I'm not sure how works in the background the calculation of these values, but at the begining, when i have only a node (the gns3 vm and only one intel nuc as compute node) the cpu summary were much more accurated.

Now looks like only checks cpu 1 time every 5 seconds, so if i have 5 nodes (plus gns3 vm), it takes 30 seconds to check the first node again.

With 2 nodes: 0 seconds -> 1st check -> gns3 vm (main server) 5 seconds -> 2nd check -> node 1 10 seconds -> 3rd check -> gns3 vm (main server) 15 seconds -> 4th check -> node 1 20 seconds -> 5th check -> gns3 vm (main server) 25 seconds -> s6th check -> node 1 ...

With 5 nodes 0 seconds -> 1st check -> gns3 vm (main server) 5 seconds -> 2nd check -> node 1 10 seconds -> 3rd check -> node 2 15 seconds -> 4th check -> node 3 20 seconds -> 5th check -> node 4 25 seconds -> s6th check -> node 5 30 seconds -> 7th check -> gns3 vm (main server) 35 seconds -> 8th check -> node 1 ...

gns3

As I said before, i don't know if the reason why the servers summary tab does not show the real cpu usage is due my theory about calculation, however i'm sure that is not working fine. Anyone has experiencied something similar?

Thanks in advance.

grossmj commented 7 years ago

Looks like there is a limitation around that code: https://github.com/GNS3/gns3-server/blob/e74e66b20363766c60cd46e044005a06cb340393/gns3server/handlers/api/compute/project_handler.py#L169

We will try to fix that soon.

grossmj commented 6 years ago

The refresh time was set at 5 seconds. I changed that to 1 second, this should help but there is likely a design issue somewhere.

Ref: https://github.com/GNS3/gns3-server/commit/9d9dc037d8accbe0e1aedf973fba3f7ed3153e6d

ghost commented 6 years ago

I'm using only one remote server as a GNS3 VM and it's CPU display is flaky as well, even after the change to one second. It mainly shows 0%, 50% and 100% as the load.

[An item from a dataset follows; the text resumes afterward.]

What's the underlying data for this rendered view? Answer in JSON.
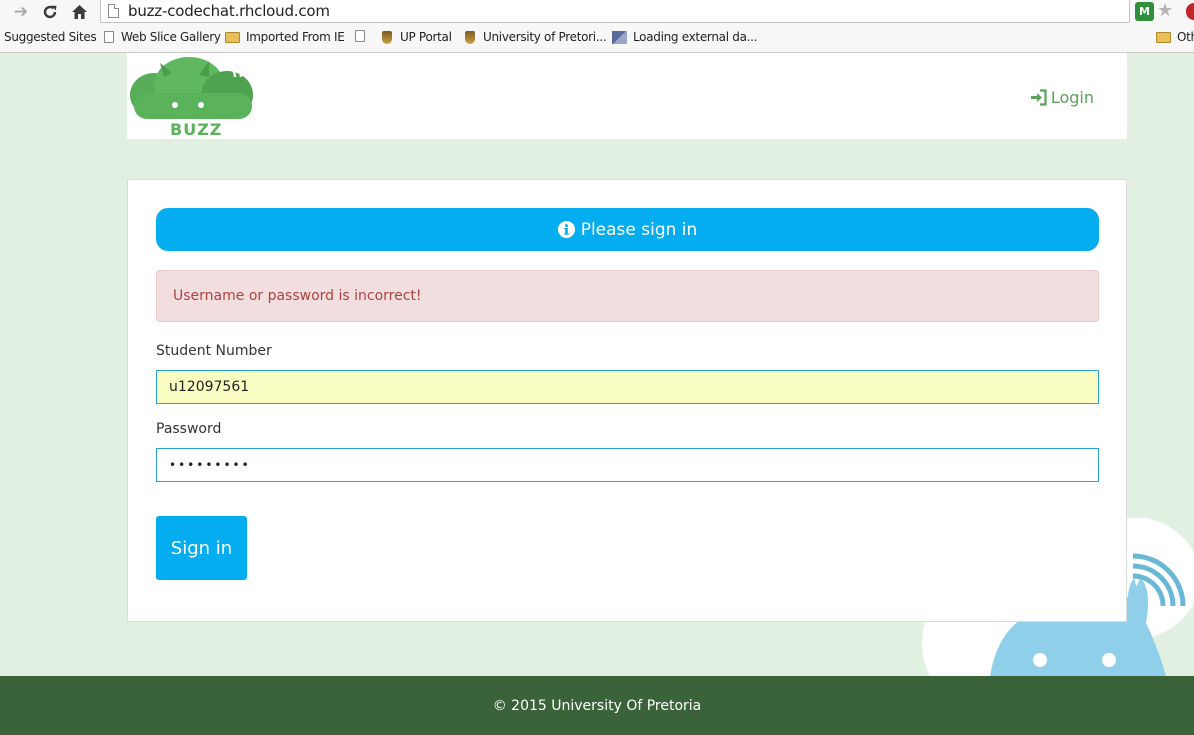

I see, that three notification stream are active on the remote server, one locally on the remote server and two from my local controller. I assume, that one is for the remote server and one for the GNS3VM, even when they are the same in my setup.

The first notification stream is asking every second for CPU and memory information. The second and third stream are then asking for these information very fast after the first request, mostly within some few milliseconds. cpu_percent() (https://psutil.readthedocs.io/en/latest/#psutil.cpu_percent) is very inaccurate, when the interval between two calls is very low.

I've created a PR, that ensures a minimum interval between two psutil.cpu_percent() calls. If CPU and memory are requested faster than this interval, the latest result is returned. First I tested that with an interval of one second. That works, but results in a CPU display, that was too volatile for me. I then changed the minimum interval to two seconds, what's much smoother.

ghost commented 6 years ago

Created PR https://github.com/GNS3/gns3-server/pull/1295.

grossmj commented 6 years ago

Let's run some more tests with more servers and then we can close that issue if everything is fine.

ghost commented 6 years ago

Just tested with 5 servers. I created 4 clones of the GNS3VM, gave them unique IP addresses and added them as remote servers. To be able to better see the summary updates I changed back the interval to 5 seconds (only for this test). I don't see the effect @xavidpr4 noticed. The CPU values for all servers all updated within that refresh interval.

grossmj commented 6 years ago

Thanks for saving us time! Let's close this.